EFL Trophy? – No thanks, says OxVox and lessons need to be learnt

13th Jun 2016

 

Supporters’ Trust OxVox is very disappointed to hear of the proposal, passed at the Football League’s 2016 summer conference in Portugal, to create a new format for the English Football league (EFL) Trophy, the competition formerly known as the Johnstone’s Paint Trophy.

Under the new format this year, the 48 League 1 and 2 clubs will be joined by 16 category 1 Premier League academy under-21 sides. There will be a group stage with 16 regional groups of 4 teams, with the top 2 in each group progressing to the knockout stage. Details of the format are sketchy but it appears likely that each group will be ‘seeded’ to include a Premier academy side. The likelihood must be that the strongest of these will prevail, and the prospect of reaching a Wembley final for League 1 and 2 clubs will recede.

The EFL Trophy is marketed as an attempt to rescue the competition by creating interest, while having a primary benefit to Premiership teams in providing competitive football to its academy players.

The JPT trophy had few friends in the early rounds and failed to capture fans’ imagination. Clubs lost money on some matches, and judging by their team selections and general approach some managers and coaches regarded it with disdain. However, it did provide a realistic opportunity for League 1 and 2 sides and their supporters to experience a cup run and Wembley final. Over 30,000 Oxford United fans went to Wembley for the final against Barnsley last season and the experience will live long in the memory, despite the result.

Although it is harder in the close season to establish the general view of United fans, or our Trust members, the OxVox committee has taken soundings, observed social media comment, and discussed the situation.

We are unanimous (as are Trusts up and down the country) in our opposition to the League’s decision for the following reasons.

  • Fans want to see meaningful first team competitions with recognised clubs competing on a level playing field.
  • There will be less chance of a League 1 or League 2 side reaching Wembley and every league club will be adding more matches to an already crowded early season programme.
  • The change may reduce support and cost lower league clubs money. Some matches involving Academy sides may attract reasonable crowds, but matches between League sides may attract even less attention and smaller crowds.
  • Our key concern is that potentially this is the thin end of a wedge. OUFC has aspirations to reach the Championship and beyond. This competition may symbolise a direction of travel in English football which stifles the legitimate ambition of clubs like ours to reach the higher levels of the game. The end of the road could include Premiership B sides in the lower leagues, or the formal establishment of feeder clubs. Developments which could pose a major threat to clubs like Oxford United.

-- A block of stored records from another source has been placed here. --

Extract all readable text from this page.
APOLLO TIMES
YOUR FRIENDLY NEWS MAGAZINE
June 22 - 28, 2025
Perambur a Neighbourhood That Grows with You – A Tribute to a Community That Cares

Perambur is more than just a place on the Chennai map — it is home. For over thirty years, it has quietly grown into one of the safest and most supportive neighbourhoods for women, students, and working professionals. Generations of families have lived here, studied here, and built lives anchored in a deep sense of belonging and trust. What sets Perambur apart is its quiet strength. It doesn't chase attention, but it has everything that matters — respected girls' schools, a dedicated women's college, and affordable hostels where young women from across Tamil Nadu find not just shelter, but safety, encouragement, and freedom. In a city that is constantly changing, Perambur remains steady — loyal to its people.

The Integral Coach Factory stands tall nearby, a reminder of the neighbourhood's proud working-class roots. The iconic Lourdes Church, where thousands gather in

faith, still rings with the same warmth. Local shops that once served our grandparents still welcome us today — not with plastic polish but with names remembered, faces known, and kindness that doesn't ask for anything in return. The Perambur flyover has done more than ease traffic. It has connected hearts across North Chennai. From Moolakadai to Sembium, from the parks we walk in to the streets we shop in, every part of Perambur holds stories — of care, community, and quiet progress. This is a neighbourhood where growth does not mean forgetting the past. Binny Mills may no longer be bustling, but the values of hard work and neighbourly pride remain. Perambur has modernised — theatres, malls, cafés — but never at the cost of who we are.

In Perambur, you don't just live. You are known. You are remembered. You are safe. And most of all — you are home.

Over the weekend OxVox has had extensive dialogue with United Chairman Darryl Eales and Managing Director Greig Box Turnbull on this topic.

United cast its vote in favour of the Trophy, although Darryl, who could not attend the meeting, has told OxVox that he regrets the decision and the process that led to the decision being made. He has given an undertaking to OxVox, which he is happy for us to make public, that in future the club will fully consult the Trust prior to any similar situation requiring the club to express a view. This commitment will accelerate the plans for fan representation on the Board of OUFC and ensure fans have a greater voice in the decisions our football club makes. OxVox welcomes Darryl Eales’ commitment to this initiative.

It has been made clear to OxVox that it was a Board decision and taken when it was clear that the competition itself was in jeopardy, that there was, as yet, no sponsor for the competition, it is a 1 year only trial, and also that many other league clubs would actually have preferred for the competition to be disbanded completely.

It has also been made clear that OUFC is vehemently opposed to any potential introduction of Premiership B teams to the Football League and would always vote against such a proposal if it ever were to be discussed.

Greig Box Turnbull, who attended the meeting on the club’s behalf, is a long-standing member of OxVox and, like Darryl, is implacably opposed to any changes which may adversely affect the interests of lower league clubs. We are absolutely confident that Greig has the very best interests of OUFC and its fans at heart and we will continue to support him as he establishes his role in the club.

Our view is that together we must move on from this and warmly welcome the assurances from Darryl Eales about future consultation and we anticipate better forward planning on any future issues of this nature.